Jadi, melihat kerangka berpikir yang demikian, dihapuskannya ujian boleh jadi justru mampu menumbuhkembangkan kompetensi diri murid sesuai dengan karakteristiknya, yang terhubung dengan potensi wilayah masing-masing.
Dengan begitu, selesai mengenyam pendidikan, mereka  dapat mengembangkan, setidaknya, potensi di daerahnya. Yang, selanjutnya dapat memberi sumbang sih bagi bangsa dan negara.
Kompetensi murid dimungkinkan dapat bertumbuh dan berkembang secara optimal karena murid tidak dibatasi oleh ujian, yang instrumennya cenderung seragam. Yang, dapat dipastikan bahwa instrumen seperti itu tidak dapat menjawab keberagaman kompetensi murid.

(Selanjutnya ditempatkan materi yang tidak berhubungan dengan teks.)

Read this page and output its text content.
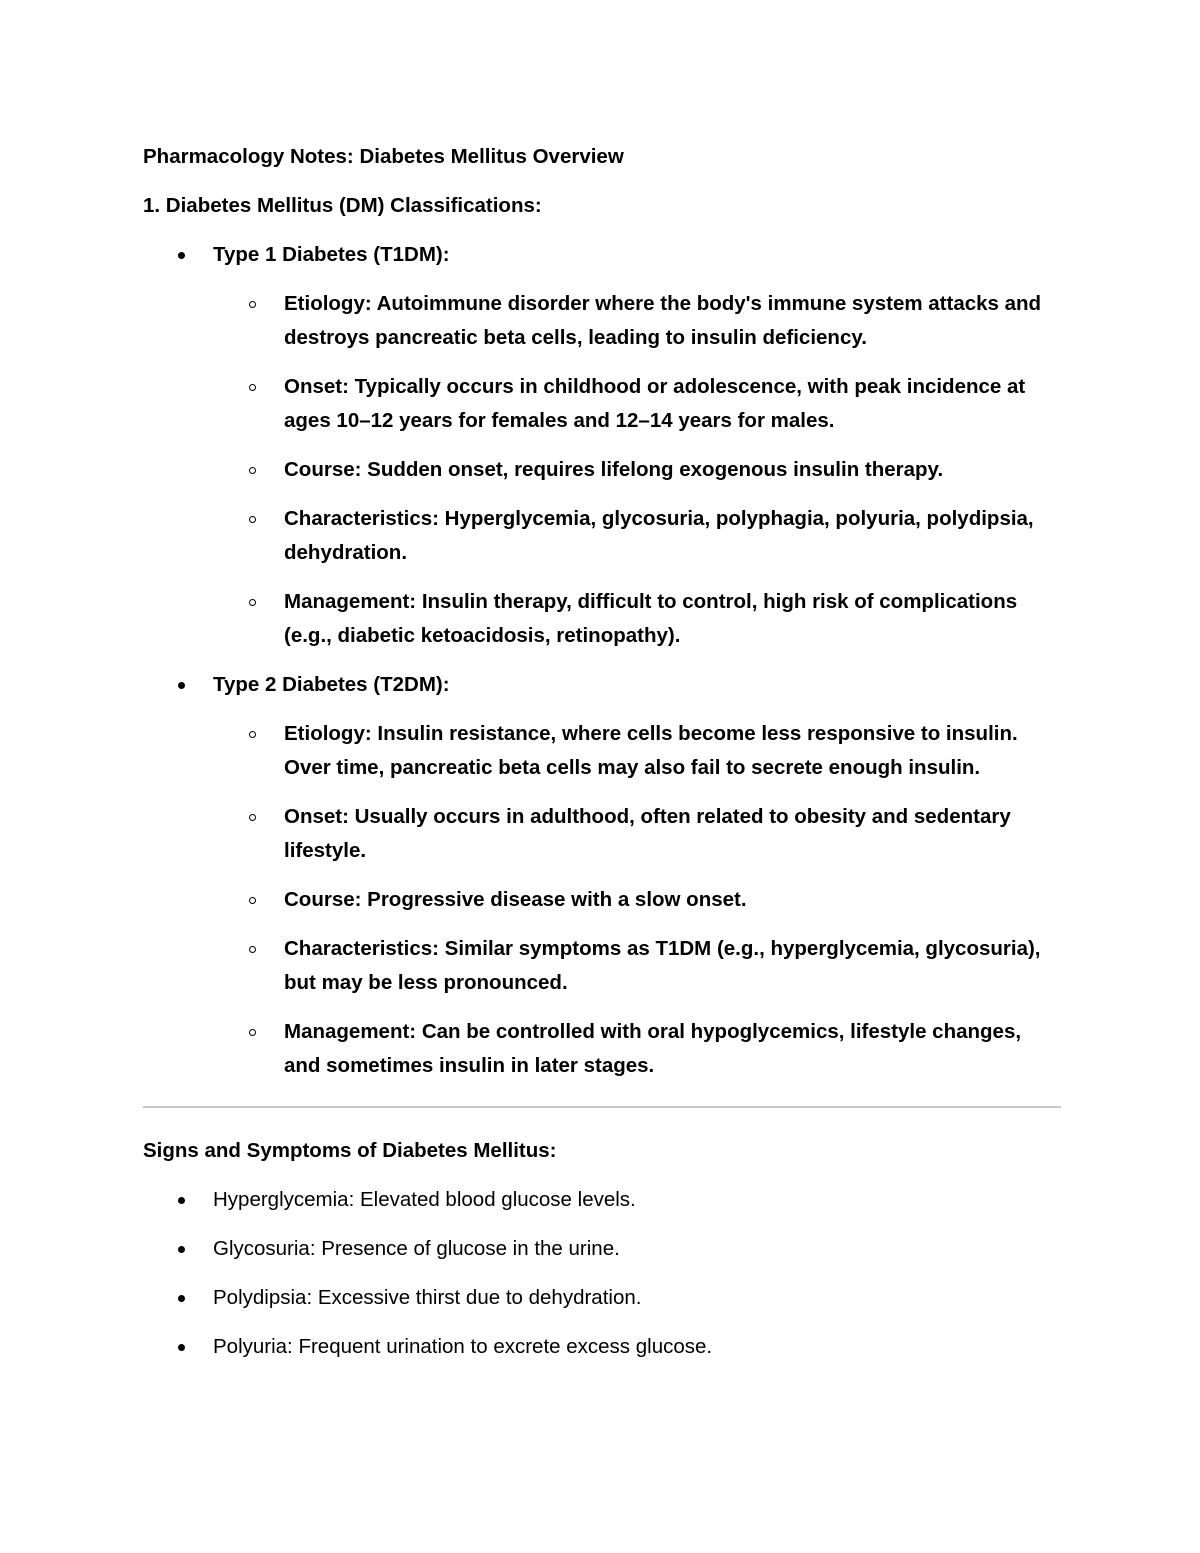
Pharmacology Notes: Diabetes Mellitus Overview

1. Diabetes Mellitus (DM) Classifications:

Type 1 Diabetes (T1DM):

Etiology: Autoimmune disorder where the body's immune system attacks and destroys pancreatic beta cells, leading to insulin deficiency.

Onset: Typically occurs in childhood or adolescence, with peak incidence at ages 10–12 years for females and 12–14 years for males.

Course: Sudden onset, requires lifelong exogenous insulin therapy.

Characteristics: Hyperglycemia, glycosuria, polyphagia, polyuria, polydipsia, dehydration.

Management: Insulin therapy, difficult to control, high risk of complications (e.g., diabetic ketoacidosis, retinopathy).

Type 2 Diabetes (T2DM):

Etiology: Insulin resistance, where cells become less responsive to insulin. Over time, pancreatic beta cells may also fail to secrete enough insulin.

Onset: Usually occurs in adulthood, often related to obesity and sedentary lifestyle.

Course: Progressive disease with a slow onset.

Characteristics: Similar symptoms as T1DM (e.g., hyperglycemia, glycosuria), but may be less pronounced.

Management: Can be controlled with oral hypoglycemics, lifestyle changes, and sometimes insulin in later stages.

Signs and Symptoms of Diabetes Mellitus:

Hyperglycemia: Elevated blood glucose levels.

Glycosuria: Presence of glucose in the urine.

Polydipsia: Excessive thirst due to dehydration.

Polyuria: Frequent urination to excrete excess glucose.
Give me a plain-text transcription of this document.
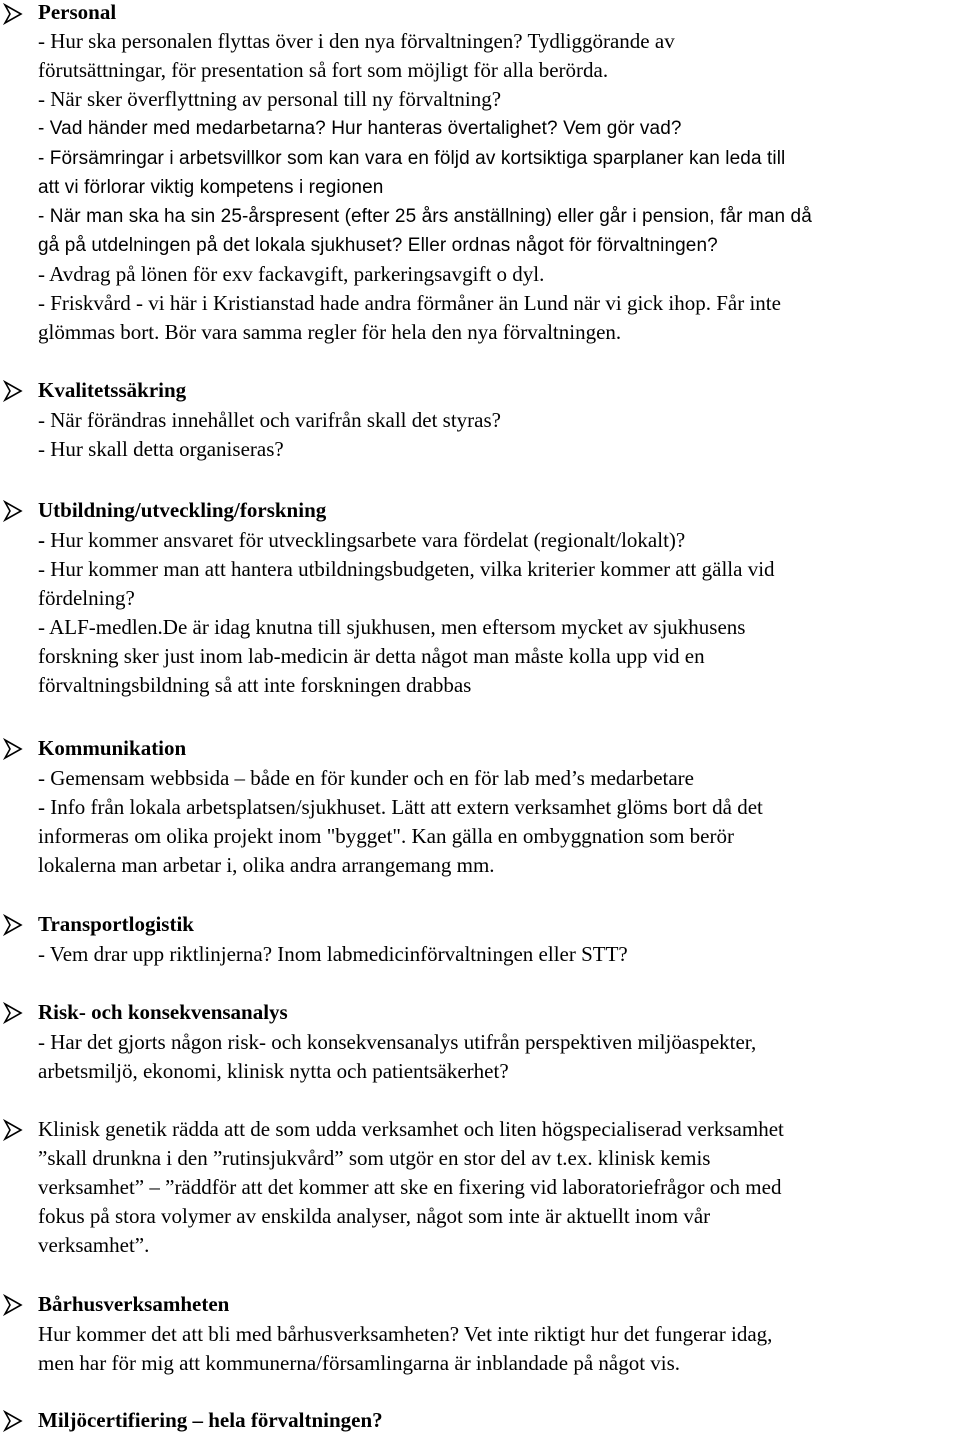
Personal
- Hur ska personalen flyttas över i den nya förvaltningen? Tydliggörande av
förutsättningar, för presentation så fort som möjligt för alla berörda.
- När sker överflyttning av personal till ny förvaltning?
- Vad händer med medarbetarna? Hur hanteras övertalighet? Vem gör vad?
- Försämringar i arbetsvillkor som kan vara en följd av kortsiktiga sparplaner kan leda till
att vi förlorar viktig kompetens i regionen
- När man ska ha sin 25-årspresent (efter 25 års anställning) eller går i pension, får man då
gå på utdelningen på det lokala sjukhuset? Eller ordnas något för förvaltningen?
- Avdrag på lönen för exv fackavgift, parkeringsavgift o dyl.
- Friskvård - vi här i Kristianstad hade andra förmåner än Lund när vi gick ihop. Får inte
glömmas bort. Bör vara samma regler för hela den nya förvaltningen.
Kvalitetssäkring
- När förändras innehållet och varifrån skall det styras?
- Hur skall detta organiseras?
Utbildning/utveckling/forskning
- Hur kommer ansvaret för utvecklingsarbete vara fördelat (regionalt/lokalt)?
- Hur kommer man att hantera utbildningsbudgeten, vilka kriterier kommer att gälla vid
fördelning?
- ALF-medlen.De är idag knutna till sjukhusen, men eftersom mycket av sjukhusens
forskning sker just inom lab-medicin är detta något man måste kolla upp vid en
förvaltningsbildning så att inte forskningen drabbas
Kommunikation
- Gemensam webbsida – både en för kunder och en för lab med’s medarbetare
- Info från lokala arbetsplatsen/sjukhuset. Lätt att extern verksamhet glöms bort då det
informeras om olika projekt inom "bygget". Kan gälla en ombyggnation som berör
lokalerna man arbetar i, olika andra arrangemang mm.
Transportlogistik
- Vem drar upp riktlinjerna? Inom labmedicinförvaltningen eller STT?
Risk- och konsekvensanalys
- Har det gjorts någon risk- och konsekvensanalys utifrån perspektiven miljöaspekter,
arbetsmiljö, ekonomi, klinisk nytta och patientsäkerhet?
Klinisk genetik rädda att de som udda verksamhet och liten högspecialiserad verksamhet
”skall drunkna i den ”rutinsjukvård” som utgör en stor del av t.ex. klinisk kemis
verksamhet” – ”räddför att det kommer att ske en fixering vid laboratoriefrågor och med
fokus på stora volymer av enskilda analyser, något som inte är aktuellt inom vår
verksamhet”.
Bårhusverksamheten
Hur kommer det att bli med bårhusverksamheten? Vet inte riktigt hur det fungerar idag,
men har för mig att kommunerna/församlingarna är inblandade på något vis.
Miljöcertifiering – hela förvaltningen?
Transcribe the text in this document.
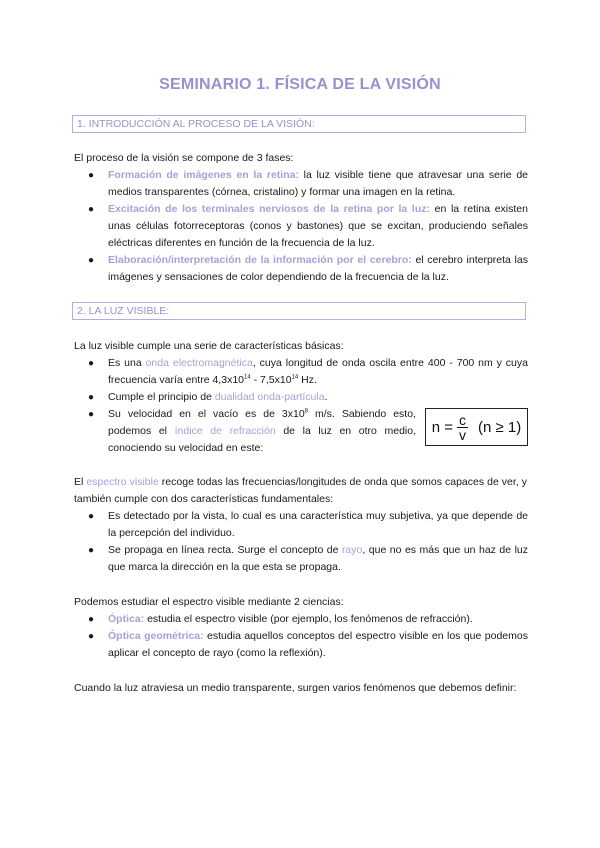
SEMINARIO 1. FÍSICA DE LA VISIÓN
1. INTRODUCCIÓN AL PROCESO DE LA VISIÓN:
El proceso de la visión se compone de 3 fases:
● Formación de imágenes en la retina: la luz visible tiene que atravesar una serie de medios transparentes (córnea, cristalino) y formar una imagen en la retina.
● Excitación de los terminales nerviosos de la retina por la luz: en la retina existen unas células fotorreceptoras (conos y bastones) que se excitan, produciendo señales eléctricas diferentes en función de la frecuencia de la luz.
● Elaboración/interpretación de la información por el cerebro: el cerebro interpreta las imágenes y sensaciones de color dependiendo de la frecuencia de la luz.
2. LA LUZ VISIBLE:
La luz visible cumple una serie de características básicas:
● Es una onda electromagnética, cuya longitud de onda oscila entre 400 - 700 nm y cuya frecuencia varía entre $4,3x10^{14} - 7,5x10^{14}$ Hz.
● Cumple el principio de dualidad onda-partícula.
● Su velocidad en el vacío es de $3x10^8$ m/s. Sabiendo esto, podemos el índice de refracción de la luz en otro medio, conociendo su velocidad en este:
$n = \frac{c}{v} (n \ge 1)$
El espectro visible recoge todas las frecuencias/longitudes de onda que somos capaces de ver, y también cumple con dos características fundamentales:
● Es detectado por la vista, lo cual es una característica muy subjetiva, ya que depende de la percepción del individuo.
● Se propaga en línea recta. Surge el concepto de rayo, que no es más que un haz de luz que marca la dirección en la que esta se propaga.
Podemos estudiar el espectro visible mediante 2 ciencias:
● Óptica: estudia el espectro visible (por ejemplo, los fenómenos de refracción).
● Óptica geométrica: estudia aquellos conceptos del espectro visible en los que podemos aplicar el concepto de rayo (como la reflexión).
Cuando la luz atraviesa un medio transparente, surgen varios fenómenos que debemos definir:
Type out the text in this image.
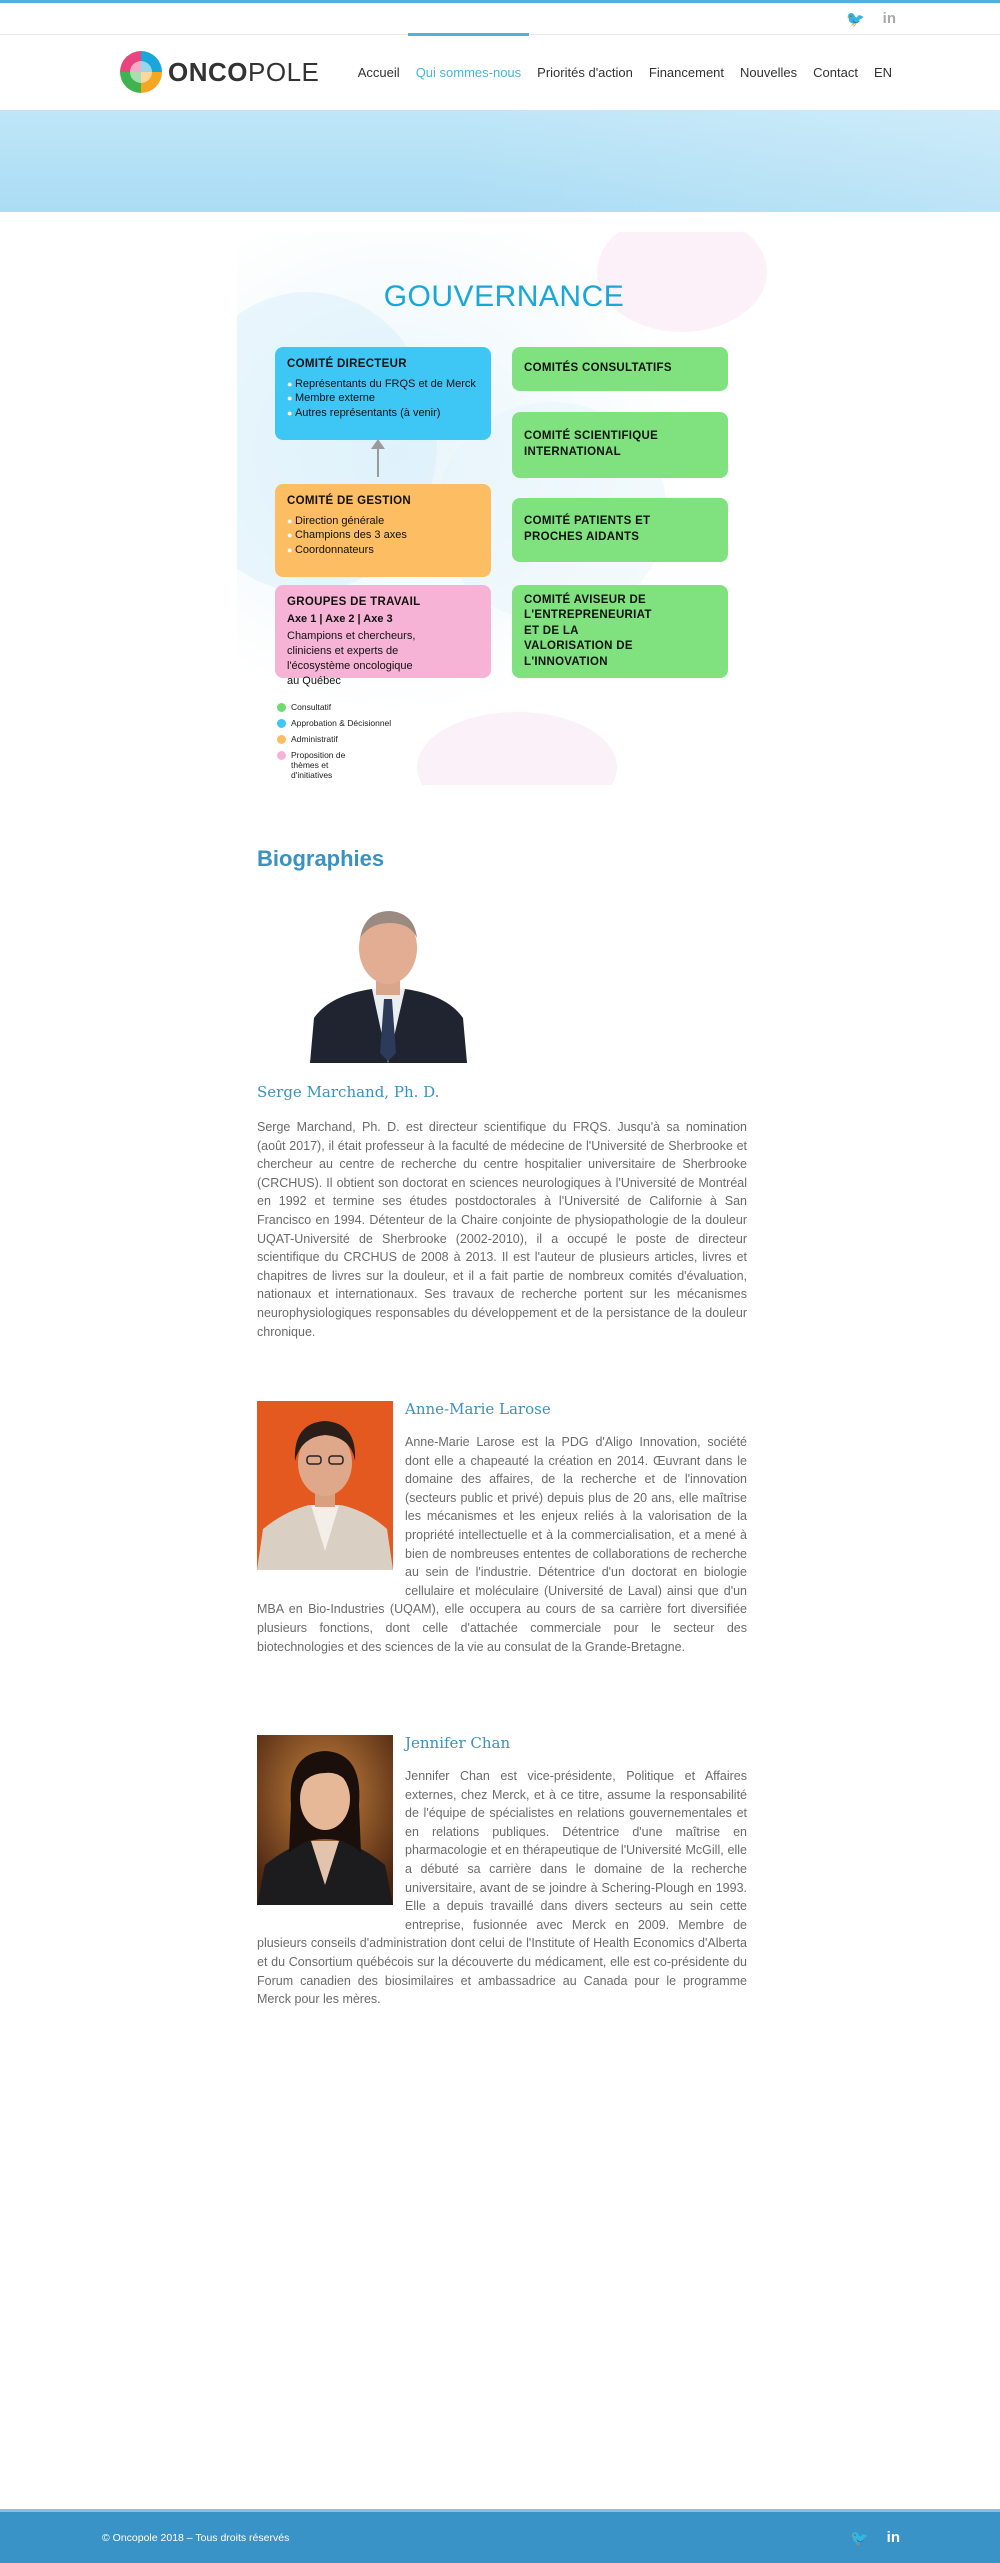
🐦 in
ONCOPOLE	Accueil	Qui sommes-nous	Priorités d'action	Financement	Nouvelles	Contact	EN
GOUVERNANCE
COMITÉ DIRECTEUR
● Représentants du FRQS et de Merck
● Membre externe
● Autres représentants (à venir)
COMITÉ DE GESTION
● Direction générale
● Champions des 3 axes
● Coordonnateurs
GROUPES DE TRAVAIL
Axe 1 | Axe 2 | Axe 3
Champions et chercheurs, cliniciens et experts de l'écosystème oncologique au Québec
COMITÉS CONSULTATIFS
COMITÉ SCIENTIFIQUE INTERNATIONAL
COMITÉ PATIENTS ET PROCHES AIDANTS
COMITÉ AVISEUR DE L'ENTREPRENEURIAT ET DE LA VALORISATION DE L'INNOVATION
Consultatif
Approbation & Décisionnel
Administratif
Proposition de thèmes et d'initiatives
Biographies
Serge Marchand, Ph. D.
Serge Marchand, Ph. D. est directeur scientifique du FRQS. Jusqu'à sa nomination (août 2017), il était professeur à la faculté de médecine de l'Université de Sherbrooke et chercheur au centre de recherche du centre hospitalier universitaire de Sherbrooke (CRCHUS). Il obtient son doctorat en sciences neurologiques à l'Université de Montréal en 1992 et termine ses études postdoctorales à l'Université de Californie à San Francisco en 1994. Détenteur de la Chaire conjointe de physiopathologie de la douleur UQAT-Université de Sherbrooke (2002-2010), il a occupé le poste de directeur scientifique du CRCHUS de 2008 à 2013. Il est l'auteur de plusieurs articles, livres et chapitres de livres sur la douleur, et il a fait partie de nombreux comités d'évaluation, nationaux et internationaux. Ses travaux de recherche portent sur les mécanismes neurophysiologiques responsables du développement et de la persistance de la douleur chronique.
Anne-Marie Larose
Anne-Marie Larose est la PDG d'Aligo Innovation, société dont elle a chapeauté la création en 2014. Œuvrant dans le domaine des affaires, de la recherche et de l'innovation (secteurs public et privé) depuis plus de 20 ans, elle maîtrise les mécanismes et les enjeux reliés à la valorisation de la propriété intellectuelle et à la commercialisation, et a mené à bien de nombreuses ententes de collaborations de recherche au sein de l'industrie. Détentrice d'un doctorat en biologie cellulaire et moléculaire (Université de Laval) ainsi que d'un MBA en Bio-Industries (UQAM), elle occupera au cours de sa carrière fort diversifiée plusieurs fonctions, dont celle d'attachée commerciale pour le secteur des biotechnologies et des sciences de la vie au consulat de la Grande-Bretagne.
Jennifer Chan
Jennifer Chan est vice-présidente, Politique et Affaires externes, chez Merck, et à ce titre, assume la responsabilité de l'équipe de spécialistes en relations gouvernementales et en relations publiques. Détentrice d'une maîtrise en pharmacologie et en thérapeutique de l'Université McGill, elle a débuté sa carrière dans le domaine de la recherche universitaire, avant de se joindre à Schering-Plough en 1993. Elle a depuis travaillé dans divers secteurs au sein cette entreprise, fusionnée avec Merck en 2009. Membre de plusieurs conseils d'administration dont celui de l'Institute of Health Economics d'Alberta et du Consortium québécois sur la découverte du médicament, elle est co-présidente du Forum canadien des biosimilaires et ambassadrice au Canada pour le programme Merck pour les mères.
© Oncopole 2018 – Tous droits réservés	🐦 in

Oleh karena itu, dapat dikatakan bahwa penghapusan ujian tidak serta merta patut dimaknai bisa menyebabkan kemalasan murid. Dalam jangka pendek, satu-empat tahun sejak ujian ditiadakan, mungkin ya. Murid kehilangan semangat belajar.
Tetapi, dalam jangka menengah-panjang, mungkin lima tahun dan seterusnya, murid sudah menemukan passion-nya yang terhubung dengan potensi wilayah/daerahnya. Sehingga memungkinkan kompetensinya meningkat.
Memandang begitu kenyataannya, letak ujian murid tidak berada pada satu waktu tertentu seperti yang sudah-sudah. Tetapi, ujiannya justru berlangsung selama mereka berproses dalam belajar. Bukankah begitu?